En un país convulsionado, el anatomista francés Hippolyte Cloquet emprendió una investigación pionera. Fue el primer médico en realizar un estudio en profundidad sobre el olfato: Osphrésiologie, ou traité des odeurs (1821).
Además de esbozar una clasificación aromática, Cloquet dilucidó la fisiología de las náuseas resultantes de olores desagradables y describió 1821 patologías de la nariz.
Cloquet murió en 1840 por complicaciones debido a su alcoholismo. El novelista Gustave Flaubert lo elogió, a su manera: “Un médico brillante, inmerso en la ciencia pero no menos en el vino”.

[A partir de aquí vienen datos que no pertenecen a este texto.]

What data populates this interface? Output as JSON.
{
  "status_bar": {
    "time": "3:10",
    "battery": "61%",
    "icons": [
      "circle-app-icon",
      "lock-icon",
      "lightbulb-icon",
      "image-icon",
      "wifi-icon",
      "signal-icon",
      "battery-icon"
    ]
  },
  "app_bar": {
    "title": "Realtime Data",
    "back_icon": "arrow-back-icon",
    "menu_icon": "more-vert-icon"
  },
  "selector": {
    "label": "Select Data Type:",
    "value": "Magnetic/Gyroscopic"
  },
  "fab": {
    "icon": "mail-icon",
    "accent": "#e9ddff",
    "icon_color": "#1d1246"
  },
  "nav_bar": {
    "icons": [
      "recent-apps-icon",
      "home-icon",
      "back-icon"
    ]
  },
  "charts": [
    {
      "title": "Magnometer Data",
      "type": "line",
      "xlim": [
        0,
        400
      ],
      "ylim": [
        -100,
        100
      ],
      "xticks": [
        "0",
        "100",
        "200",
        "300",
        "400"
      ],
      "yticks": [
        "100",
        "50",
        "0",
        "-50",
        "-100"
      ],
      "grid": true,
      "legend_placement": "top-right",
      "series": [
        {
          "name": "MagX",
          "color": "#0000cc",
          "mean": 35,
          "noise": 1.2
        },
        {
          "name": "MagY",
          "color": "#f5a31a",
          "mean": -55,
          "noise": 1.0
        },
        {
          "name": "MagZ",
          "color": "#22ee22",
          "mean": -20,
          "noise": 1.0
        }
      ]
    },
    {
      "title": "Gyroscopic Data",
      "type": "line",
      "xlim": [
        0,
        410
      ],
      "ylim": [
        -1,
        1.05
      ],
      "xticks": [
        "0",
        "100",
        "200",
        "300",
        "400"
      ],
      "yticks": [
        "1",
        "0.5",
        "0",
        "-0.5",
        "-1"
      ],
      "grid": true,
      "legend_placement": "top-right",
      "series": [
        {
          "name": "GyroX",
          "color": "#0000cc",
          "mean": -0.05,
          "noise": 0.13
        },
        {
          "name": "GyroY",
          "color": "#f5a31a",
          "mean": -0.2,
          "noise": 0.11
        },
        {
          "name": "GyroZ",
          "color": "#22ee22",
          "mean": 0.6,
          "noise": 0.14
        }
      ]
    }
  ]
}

Un siglo después, el otorrinolaringólogo francés Frédéric Justin Collet continuó su trabajo y sistematizó las patologías del olfato a comienzos del siglo XX. En L’odorat et ses troubles (1904), destacó la anosmia congénita, la anosmia senil, la anosmia de la menopáusica, y otras anosmias relacionadas con algunas enfermedades de las fosas nasales. Allí también distingió la cacosmia ─la percepción como desagradables ciertos olores agradables─, la hiperosmia ─la exaltación de la sensibilidad olfativa─ y lo que llamó la parosmia o “perversión del olfato”.